Nutri-P-Loss aims to develop a robust methodology to measure nutritional losses throughout the postharvest value chain – the first in the field to do this. Combining literature reviews with laboratory and field work, the project team will focus on nutritional loss in three important food security crops: cowpea, maize and sweet potato.
The two-year project, led by the Natural Resources Institute (NRI) at the University of Greenwich, is being carried out in partnership with scientists from the University of Zimbabwe, the National Agricultural Research Laboratories in Kawanda, Uganda (NARL), the International Potato Center (CIP), and Purdue University and Iowa State University in the United States.
“The team’s first step was to hold an open consultation on nutritional losses,” explains NRI’s Dr. Aurélie Bechoff, Food and Nutrition Specialist, who is leading the project. “Over four hundred agriculture and nutrition experts from more than 50 countries were invited to take part in a survey focussing on key nutrients. The data gathered from this survey will be used to shape the research and will be integrated into the design of a predictive tool being developed through the project.”

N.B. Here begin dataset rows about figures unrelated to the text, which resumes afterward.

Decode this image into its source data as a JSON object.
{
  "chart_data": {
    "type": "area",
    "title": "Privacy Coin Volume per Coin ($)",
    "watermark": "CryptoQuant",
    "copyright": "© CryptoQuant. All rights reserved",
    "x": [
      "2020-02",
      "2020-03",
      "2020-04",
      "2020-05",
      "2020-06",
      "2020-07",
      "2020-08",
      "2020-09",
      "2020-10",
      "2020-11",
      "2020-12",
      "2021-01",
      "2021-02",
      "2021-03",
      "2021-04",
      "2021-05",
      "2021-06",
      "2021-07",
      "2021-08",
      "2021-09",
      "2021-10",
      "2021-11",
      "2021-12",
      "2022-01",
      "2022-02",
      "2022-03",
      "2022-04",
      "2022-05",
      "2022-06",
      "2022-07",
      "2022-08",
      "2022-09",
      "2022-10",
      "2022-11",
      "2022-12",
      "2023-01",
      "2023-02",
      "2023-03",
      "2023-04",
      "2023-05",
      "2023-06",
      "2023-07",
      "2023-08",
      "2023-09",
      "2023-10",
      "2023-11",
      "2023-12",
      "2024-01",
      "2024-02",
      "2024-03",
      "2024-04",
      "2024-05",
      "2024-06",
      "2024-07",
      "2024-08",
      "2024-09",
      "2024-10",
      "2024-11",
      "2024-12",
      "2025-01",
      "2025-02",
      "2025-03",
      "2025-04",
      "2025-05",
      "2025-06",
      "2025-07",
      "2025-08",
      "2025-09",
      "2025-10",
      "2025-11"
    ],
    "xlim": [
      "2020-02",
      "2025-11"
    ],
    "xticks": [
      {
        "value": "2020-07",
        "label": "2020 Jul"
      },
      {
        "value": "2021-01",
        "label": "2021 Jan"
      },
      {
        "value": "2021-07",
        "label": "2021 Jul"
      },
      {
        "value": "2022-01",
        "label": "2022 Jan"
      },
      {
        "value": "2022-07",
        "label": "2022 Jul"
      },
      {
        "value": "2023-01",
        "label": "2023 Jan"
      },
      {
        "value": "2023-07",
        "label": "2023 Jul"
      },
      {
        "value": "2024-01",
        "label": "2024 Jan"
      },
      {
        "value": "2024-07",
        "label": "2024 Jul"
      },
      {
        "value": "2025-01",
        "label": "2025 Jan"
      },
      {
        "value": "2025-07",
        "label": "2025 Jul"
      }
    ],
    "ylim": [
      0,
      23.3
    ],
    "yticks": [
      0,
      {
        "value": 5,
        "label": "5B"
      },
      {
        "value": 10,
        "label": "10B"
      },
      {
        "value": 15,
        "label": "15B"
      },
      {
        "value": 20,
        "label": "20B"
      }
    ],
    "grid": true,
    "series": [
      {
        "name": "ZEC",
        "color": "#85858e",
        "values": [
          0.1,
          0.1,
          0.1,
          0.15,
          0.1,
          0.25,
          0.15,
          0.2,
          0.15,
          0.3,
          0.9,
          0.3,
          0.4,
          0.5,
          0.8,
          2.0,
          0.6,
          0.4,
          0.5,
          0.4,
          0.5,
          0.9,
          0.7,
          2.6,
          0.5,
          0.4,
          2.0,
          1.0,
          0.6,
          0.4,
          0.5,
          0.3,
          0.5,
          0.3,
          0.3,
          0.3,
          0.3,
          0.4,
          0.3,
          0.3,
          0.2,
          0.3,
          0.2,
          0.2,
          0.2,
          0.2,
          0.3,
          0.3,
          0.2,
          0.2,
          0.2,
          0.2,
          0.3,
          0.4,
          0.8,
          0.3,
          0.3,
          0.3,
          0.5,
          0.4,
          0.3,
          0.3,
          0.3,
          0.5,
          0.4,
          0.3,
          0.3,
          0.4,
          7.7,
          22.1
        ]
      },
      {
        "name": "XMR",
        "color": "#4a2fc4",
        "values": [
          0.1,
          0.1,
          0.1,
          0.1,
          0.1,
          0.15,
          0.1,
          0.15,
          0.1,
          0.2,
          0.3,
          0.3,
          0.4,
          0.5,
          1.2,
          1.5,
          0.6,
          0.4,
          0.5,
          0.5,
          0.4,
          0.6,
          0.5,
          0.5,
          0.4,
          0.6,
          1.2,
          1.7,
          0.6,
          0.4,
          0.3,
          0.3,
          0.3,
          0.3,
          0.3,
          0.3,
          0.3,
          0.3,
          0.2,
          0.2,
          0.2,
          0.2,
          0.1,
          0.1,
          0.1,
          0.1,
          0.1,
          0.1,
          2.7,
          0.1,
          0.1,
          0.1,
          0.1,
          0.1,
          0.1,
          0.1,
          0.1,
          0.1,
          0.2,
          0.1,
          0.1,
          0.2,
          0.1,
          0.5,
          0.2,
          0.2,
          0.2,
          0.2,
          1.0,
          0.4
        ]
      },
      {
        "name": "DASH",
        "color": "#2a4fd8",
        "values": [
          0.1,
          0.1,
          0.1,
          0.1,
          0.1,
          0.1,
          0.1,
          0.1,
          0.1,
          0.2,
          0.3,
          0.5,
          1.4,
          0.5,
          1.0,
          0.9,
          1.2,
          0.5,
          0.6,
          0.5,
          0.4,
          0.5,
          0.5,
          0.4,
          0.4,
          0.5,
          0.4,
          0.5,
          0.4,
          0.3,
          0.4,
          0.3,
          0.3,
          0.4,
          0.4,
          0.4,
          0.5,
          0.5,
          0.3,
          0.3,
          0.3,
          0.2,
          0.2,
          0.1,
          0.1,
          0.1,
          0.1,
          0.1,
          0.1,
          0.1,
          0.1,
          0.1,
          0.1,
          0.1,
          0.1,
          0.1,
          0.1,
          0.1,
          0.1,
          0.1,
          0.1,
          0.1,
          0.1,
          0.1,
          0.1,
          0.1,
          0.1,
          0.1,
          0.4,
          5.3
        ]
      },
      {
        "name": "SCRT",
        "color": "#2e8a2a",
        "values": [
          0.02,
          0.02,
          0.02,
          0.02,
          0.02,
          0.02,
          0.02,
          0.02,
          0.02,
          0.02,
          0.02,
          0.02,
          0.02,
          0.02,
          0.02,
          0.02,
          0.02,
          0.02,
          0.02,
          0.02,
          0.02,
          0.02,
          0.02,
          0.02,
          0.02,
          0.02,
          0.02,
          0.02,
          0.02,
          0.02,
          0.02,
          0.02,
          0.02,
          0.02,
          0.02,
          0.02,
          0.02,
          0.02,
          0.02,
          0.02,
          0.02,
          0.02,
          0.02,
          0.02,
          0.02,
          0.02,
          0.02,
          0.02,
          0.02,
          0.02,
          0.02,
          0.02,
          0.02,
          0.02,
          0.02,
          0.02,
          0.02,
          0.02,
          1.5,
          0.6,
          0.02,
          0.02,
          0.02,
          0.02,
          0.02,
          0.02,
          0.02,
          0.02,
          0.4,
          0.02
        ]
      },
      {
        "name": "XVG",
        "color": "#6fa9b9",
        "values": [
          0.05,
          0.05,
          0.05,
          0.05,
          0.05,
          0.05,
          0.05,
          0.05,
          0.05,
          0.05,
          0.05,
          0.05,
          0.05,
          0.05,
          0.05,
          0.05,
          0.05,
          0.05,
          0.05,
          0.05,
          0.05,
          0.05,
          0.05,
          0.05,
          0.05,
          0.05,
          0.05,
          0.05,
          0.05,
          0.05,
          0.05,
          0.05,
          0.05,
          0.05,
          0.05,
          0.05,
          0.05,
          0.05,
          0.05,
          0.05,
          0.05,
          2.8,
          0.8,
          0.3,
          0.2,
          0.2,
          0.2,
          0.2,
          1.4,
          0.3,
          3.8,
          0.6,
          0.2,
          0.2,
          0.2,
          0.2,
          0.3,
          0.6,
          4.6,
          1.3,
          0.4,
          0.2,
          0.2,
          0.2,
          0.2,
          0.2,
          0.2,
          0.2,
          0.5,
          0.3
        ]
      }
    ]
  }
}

Nutri-P-Loss will work alongside APHLIS, the African Postharvest Losses Information System, created in 2010 by NRI and partners. APHLIS is a scientific model producing calculated estimates of postharvest losses of food crops across sub-Saharan Africa. Through APHLIS+, a project led by Dr Bruno Tran (AfricaRice and NRI), a new and improved version of the information system is being developed, covering more crops and types of data, including nutritional loss.
The project comes under the research initiative known as ‘IMMANA’ or ‘Innovative Metrics and Methods for Agriculture and Nutrition Actions’, funded with UK Aid from the UK government through the Department for International Development (DFID) and coordinated by the Leverhulme Centre for Integrative Research on Agriculture and Health (LCIRAH).